193545-tracey-thorn-songs-from-the-falling-ep

Tracey Thorn: Songs from the Falling EP

Thorn wrote and performed the score completely by herself using musical instruments one would find in a school band room (piano, guitar, recorder, bass, percussion) to fit the ambiance of the movie.
Tracey Thorn
Songs from the Falling
Strange Feeling
2015-05-12

Music is magic. You know that or you wouldn’t be reading this. Sometimes the best plans one makes — hiring the greatest players, songwriters, singers, arrangers, etc. to a room and having them create — only yields crap. Other times, an ordinary solo performer without a particular inspiration sits alone and comes up with an extraordinary work. Such is the case of Tracey Thorn and her eight-song, 17-minute EP of original music for the Carol Mosley film set at a girls school in the ’60s, The Falling. Thorn has received her share of accolades for her roles in acts such as Everything But the Girl and Massive Attack, but this soundtrack stands alone in its haunting gloom. This is the sound of loneliness and isolation as when eating one’s bitter heart tastes better than anything else in the world.

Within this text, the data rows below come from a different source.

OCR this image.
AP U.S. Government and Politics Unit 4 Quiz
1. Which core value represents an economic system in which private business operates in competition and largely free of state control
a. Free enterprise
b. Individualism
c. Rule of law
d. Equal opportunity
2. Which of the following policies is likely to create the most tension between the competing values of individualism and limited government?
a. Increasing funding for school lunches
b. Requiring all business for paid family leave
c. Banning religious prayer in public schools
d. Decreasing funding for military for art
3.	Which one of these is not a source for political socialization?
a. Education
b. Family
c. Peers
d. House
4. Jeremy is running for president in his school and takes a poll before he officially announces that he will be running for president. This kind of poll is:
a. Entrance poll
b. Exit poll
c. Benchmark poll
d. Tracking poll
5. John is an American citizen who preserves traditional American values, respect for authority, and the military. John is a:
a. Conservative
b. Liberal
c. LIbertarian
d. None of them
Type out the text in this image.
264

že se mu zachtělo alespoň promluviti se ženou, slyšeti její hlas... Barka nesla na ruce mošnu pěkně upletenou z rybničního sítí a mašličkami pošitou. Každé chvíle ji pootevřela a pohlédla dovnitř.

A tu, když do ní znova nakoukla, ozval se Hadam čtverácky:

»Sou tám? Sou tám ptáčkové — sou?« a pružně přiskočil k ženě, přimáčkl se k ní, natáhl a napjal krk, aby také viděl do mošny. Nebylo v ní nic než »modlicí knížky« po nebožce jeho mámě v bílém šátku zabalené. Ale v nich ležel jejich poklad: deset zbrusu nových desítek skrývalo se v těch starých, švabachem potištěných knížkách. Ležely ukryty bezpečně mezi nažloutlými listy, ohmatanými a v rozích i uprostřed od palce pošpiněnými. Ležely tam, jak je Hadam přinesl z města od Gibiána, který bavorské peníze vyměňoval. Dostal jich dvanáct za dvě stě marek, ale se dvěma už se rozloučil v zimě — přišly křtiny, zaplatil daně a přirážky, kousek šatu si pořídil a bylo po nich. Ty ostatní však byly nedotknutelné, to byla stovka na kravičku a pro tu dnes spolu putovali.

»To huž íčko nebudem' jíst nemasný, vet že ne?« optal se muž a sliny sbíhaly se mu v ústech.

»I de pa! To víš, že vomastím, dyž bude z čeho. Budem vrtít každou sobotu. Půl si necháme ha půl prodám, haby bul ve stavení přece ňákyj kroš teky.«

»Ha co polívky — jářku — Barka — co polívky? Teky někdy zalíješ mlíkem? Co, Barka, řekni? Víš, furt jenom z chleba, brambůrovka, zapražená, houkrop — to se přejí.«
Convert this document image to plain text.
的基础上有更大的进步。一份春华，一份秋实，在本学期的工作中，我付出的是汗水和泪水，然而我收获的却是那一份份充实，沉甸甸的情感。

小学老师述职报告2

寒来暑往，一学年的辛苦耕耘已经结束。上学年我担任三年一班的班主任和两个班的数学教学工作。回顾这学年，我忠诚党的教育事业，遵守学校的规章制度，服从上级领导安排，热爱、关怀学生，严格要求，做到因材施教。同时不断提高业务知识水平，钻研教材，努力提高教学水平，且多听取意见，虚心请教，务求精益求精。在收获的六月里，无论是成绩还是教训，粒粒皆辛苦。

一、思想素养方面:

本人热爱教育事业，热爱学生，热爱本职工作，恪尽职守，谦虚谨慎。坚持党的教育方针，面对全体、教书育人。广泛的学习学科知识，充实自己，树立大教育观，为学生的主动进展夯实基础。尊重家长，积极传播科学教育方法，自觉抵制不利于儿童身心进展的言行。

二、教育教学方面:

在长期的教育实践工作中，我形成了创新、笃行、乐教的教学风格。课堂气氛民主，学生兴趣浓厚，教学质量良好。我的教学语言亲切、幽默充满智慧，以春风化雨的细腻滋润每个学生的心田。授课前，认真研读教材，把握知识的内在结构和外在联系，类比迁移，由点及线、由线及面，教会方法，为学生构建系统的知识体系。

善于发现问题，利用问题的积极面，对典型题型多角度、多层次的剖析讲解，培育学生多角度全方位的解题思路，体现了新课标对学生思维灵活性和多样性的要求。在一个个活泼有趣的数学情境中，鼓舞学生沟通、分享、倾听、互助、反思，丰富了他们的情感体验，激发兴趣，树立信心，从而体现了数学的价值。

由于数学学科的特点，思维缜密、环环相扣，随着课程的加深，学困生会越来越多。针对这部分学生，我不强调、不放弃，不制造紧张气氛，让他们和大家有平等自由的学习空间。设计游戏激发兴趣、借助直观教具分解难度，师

Thorn wrote and performed the score completely by herself using musical instruments one would find in a school band room (piano, guitar, recorder, bass, percussion) to fit the ambiance of the movie. She only allowed herself one take on each instrument to keep the heartfelt, do-it-yourself ambiance fresh. The playing is primitive in a good way. Each sound is valued for its qualities before moving on to the next. And every note on the piano rings, every note sung reverberates, every string strummed just hangs there as the mind conjures what to do next that won’t break the spell the sounds have made.

The shortest songs last less than two minutes and suggest the limited span of most dreams. Tracks such as “Hospital”, “Are You There”, and “They Only Do Harm” offer despondent evocations of being distant from the here and now. The melancholy is muted by the sweetness of the little things we catch ourselves thinking when we don’t know we are thinking. The ephemerality becomes an essential part of the experience.

And the three-minute plus songs that bookend the disc provide periods of reflection before and after whatever occurred. The question of, “Does anything happen in a world where everything kind of sounds the same, but nothing ever really is?” becomes moot. Thinking changes what is thought about, even when nothing ever transforms. All the seasons are different, yet the year comes annually. The earth rotates on its axis, and we all move in orbit.

Heavy stuff to impute to a disc whose function is to provide background noise to a flick about a group of females who share an impulse to faint for no reason (but then again, for all the reasons in the world). Thorn captures that vibe and turns it into a sonic balm for those who seek catharsis in the slow and self-centered pace of being one with oneself. The soft and gentle rhythms become the aural equivalent of going to the seaside to watch the waves ebb and flow as a way of getting in touch with what’s inside.

So you can’t dance to this, sing along with it, or party hearty with the music. Songs from the Falling provides an atmospheric ride to a place you did not know you already were — that space between the ears that’s not your conscious mind.